The breakout groups are wrapping up their presentations for possible cleanup work on Bainbridge Island’s Wyckoff site. The photo shows Group 1 leader Mike Basel (center, standing) listening to questions after his presentation.

Remember, this is the site of a former wood-processing facility right on the edge of Puget Sound. Roughly 1 million gallons of creosote-type materials are present in the soil and groundwater.

The ideas will be refined a bit more and featured during a community meeting from 7 to 9 tonight at IslandWood. (See previous blog posts for meeting details.)

Here’s a quick rundown on the groups’ ideas – more details will be available at tonight’s meeting.


+ Treat the entire Wyckoff site using heat (combination of electrical heating and steam injection).

+ Install an estimated 750 thermal wells, 300 steam injection wells, 150 vapor extraction wells, and 40 multi-phase extraction wells.

+ Pros: Cleans up surface soils, eliminates the need to pump and treat water, controls leaching of contaminated water, flexible.

+ Cons: This method would take a lot of power – up to 8 megawatts if you wanted to clean up the site in 2 years. The power need would be less if you did the work over a longer time period. “Where’s the energy going to come from?” group leader Mike Basel asked rhetorically.

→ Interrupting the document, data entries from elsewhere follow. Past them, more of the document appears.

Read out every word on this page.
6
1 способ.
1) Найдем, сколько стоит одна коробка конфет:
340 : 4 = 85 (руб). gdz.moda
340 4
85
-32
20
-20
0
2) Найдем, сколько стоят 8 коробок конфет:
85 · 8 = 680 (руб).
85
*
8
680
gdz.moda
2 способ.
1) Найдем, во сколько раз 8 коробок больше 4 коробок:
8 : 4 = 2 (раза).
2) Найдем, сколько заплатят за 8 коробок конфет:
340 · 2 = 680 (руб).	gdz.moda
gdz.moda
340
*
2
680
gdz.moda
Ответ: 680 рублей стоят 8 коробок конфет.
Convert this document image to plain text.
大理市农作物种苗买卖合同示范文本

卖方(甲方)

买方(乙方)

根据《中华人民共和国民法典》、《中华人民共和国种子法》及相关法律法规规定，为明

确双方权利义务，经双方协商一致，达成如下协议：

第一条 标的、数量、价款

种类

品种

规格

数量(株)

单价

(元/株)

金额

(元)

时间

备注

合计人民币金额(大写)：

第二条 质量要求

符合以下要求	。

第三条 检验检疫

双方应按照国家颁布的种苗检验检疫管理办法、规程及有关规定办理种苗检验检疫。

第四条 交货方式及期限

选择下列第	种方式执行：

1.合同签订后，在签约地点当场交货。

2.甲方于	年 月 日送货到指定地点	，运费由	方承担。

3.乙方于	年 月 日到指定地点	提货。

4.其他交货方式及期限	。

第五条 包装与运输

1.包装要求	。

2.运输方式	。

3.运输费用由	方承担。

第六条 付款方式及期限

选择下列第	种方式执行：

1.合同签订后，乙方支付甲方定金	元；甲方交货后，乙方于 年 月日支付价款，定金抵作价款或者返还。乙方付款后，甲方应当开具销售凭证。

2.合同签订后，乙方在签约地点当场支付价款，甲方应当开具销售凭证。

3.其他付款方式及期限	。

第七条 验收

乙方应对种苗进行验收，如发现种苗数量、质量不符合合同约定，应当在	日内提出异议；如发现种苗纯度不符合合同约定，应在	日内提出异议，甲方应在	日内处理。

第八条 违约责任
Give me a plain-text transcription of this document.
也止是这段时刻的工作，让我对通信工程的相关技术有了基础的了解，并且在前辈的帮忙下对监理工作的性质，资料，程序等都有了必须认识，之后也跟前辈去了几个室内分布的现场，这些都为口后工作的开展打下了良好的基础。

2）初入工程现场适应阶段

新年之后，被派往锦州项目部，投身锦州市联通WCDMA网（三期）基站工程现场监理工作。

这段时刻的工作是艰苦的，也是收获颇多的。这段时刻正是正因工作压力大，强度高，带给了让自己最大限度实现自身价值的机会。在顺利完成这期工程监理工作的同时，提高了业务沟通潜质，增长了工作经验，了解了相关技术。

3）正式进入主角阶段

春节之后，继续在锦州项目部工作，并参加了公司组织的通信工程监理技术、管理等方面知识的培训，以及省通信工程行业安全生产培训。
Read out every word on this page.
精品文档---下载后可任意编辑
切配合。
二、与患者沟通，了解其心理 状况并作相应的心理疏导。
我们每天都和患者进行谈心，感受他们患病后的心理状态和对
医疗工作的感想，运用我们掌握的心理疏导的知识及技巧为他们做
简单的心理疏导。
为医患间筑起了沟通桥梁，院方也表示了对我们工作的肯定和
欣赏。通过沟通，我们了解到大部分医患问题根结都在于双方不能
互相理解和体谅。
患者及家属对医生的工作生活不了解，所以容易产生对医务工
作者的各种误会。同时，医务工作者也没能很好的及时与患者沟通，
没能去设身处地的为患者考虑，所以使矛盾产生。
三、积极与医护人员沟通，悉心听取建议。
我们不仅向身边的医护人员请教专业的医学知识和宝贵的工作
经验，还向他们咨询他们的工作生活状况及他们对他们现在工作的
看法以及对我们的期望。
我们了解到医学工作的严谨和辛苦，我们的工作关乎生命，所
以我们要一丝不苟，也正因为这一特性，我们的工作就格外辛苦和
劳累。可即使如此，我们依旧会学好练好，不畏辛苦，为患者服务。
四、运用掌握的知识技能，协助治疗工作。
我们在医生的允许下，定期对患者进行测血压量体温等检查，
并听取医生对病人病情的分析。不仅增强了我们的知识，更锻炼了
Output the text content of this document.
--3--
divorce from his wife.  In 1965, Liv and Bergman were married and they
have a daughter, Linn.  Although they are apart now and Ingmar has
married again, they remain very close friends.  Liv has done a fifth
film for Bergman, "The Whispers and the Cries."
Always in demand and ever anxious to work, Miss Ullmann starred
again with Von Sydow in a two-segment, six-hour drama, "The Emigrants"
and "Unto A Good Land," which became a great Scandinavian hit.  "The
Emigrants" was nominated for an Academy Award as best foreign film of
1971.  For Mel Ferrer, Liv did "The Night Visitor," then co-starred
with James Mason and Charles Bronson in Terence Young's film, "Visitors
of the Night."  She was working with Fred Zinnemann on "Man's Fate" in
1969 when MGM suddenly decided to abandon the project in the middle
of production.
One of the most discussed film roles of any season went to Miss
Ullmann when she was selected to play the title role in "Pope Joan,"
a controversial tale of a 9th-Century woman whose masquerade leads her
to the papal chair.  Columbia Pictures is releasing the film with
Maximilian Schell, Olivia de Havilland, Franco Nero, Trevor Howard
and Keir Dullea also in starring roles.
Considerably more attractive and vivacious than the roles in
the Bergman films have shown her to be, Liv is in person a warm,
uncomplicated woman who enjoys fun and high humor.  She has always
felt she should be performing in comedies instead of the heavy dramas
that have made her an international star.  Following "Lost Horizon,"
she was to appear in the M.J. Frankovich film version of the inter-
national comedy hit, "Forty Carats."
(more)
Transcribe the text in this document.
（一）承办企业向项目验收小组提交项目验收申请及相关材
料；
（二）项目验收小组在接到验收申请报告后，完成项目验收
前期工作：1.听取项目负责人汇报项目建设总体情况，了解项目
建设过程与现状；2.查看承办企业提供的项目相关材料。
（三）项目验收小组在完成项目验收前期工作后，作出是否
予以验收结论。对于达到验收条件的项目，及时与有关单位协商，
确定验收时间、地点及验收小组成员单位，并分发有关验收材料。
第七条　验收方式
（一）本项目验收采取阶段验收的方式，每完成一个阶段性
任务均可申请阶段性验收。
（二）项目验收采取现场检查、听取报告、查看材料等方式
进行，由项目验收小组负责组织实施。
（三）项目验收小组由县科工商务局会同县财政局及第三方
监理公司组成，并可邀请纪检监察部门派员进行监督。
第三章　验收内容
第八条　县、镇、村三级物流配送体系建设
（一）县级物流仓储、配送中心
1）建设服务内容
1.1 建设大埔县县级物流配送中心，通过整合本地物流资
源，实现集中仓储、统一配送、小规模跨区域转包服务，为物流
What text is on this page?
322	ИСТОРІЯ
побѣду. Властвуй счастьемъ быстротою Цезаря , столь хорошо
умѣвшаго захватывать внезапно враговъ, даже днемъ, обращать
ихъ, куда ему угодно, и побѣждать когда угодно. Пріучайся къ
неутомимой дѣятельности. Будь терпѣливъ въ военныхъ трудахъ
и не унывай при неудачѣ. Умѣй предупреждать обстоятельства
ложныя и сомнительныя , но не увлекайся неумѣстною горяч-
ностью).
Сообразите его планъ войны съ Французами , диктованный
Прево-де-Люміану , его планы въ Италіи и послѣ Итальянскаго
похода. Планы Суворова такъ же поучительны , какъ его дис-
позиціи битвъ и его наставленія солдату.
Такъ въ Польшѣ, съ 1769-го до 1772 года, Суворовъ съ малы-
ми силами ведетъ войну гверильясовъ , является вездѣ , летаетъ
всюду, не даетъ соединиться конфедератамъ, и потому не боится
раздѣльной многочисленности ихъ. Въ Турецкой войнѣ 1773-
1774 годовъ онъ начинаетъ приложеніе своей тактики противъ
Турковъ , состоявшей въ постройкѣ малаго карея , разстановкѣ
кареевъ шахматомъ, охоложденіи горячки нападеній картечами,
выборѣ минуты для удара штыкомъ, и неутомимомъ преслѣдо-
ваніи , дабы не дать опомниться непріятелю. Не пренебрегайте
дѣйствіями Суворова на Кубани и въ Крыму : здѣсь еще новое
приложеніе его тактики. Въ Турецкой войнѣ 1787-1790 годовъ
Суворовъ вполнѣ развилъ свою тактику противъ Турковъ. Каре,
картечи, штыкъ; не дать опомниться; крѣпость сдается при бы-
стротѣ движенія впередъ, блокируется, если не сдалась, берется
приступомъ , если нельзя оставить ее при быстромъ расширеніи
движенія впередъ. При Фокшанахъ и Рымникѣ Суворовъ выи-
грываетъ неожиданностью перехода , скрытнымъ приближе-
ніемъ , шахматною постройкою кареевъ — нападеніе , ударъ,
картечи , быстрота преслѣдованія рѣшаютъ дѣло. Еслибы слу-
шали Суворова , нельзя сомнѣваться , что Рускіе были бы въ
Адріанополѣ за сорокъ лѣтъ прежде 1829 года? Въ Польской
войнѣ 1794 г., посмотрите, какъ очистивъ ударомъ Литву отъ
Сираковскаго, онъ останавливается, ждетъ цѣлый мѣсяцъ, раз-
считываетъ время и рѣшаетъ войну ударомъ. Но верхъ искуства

+ Excavate 90+ percent of contaminated soils.

+ Treat the soils on site, and replace them after they’re considered “cleaned up.”

+ Install a new south barrier wall, and upgrade existing containment features.

+ Pros: Removes most contaminated soil. Costs could be lowered depending on how much soil is dug up and treated, and other factors.

+ Cons: Some contaminated liquids would leach out. The questions are what’s in the liquid and how do you address that?


+ Use a combination of soil removal, heat treatment of soils, improve walls, capping at the site, and pumping and treating water.

+ Pros: Uses a variety of approaches.

+ Cons: Only about half of the contaminated soil would be treated.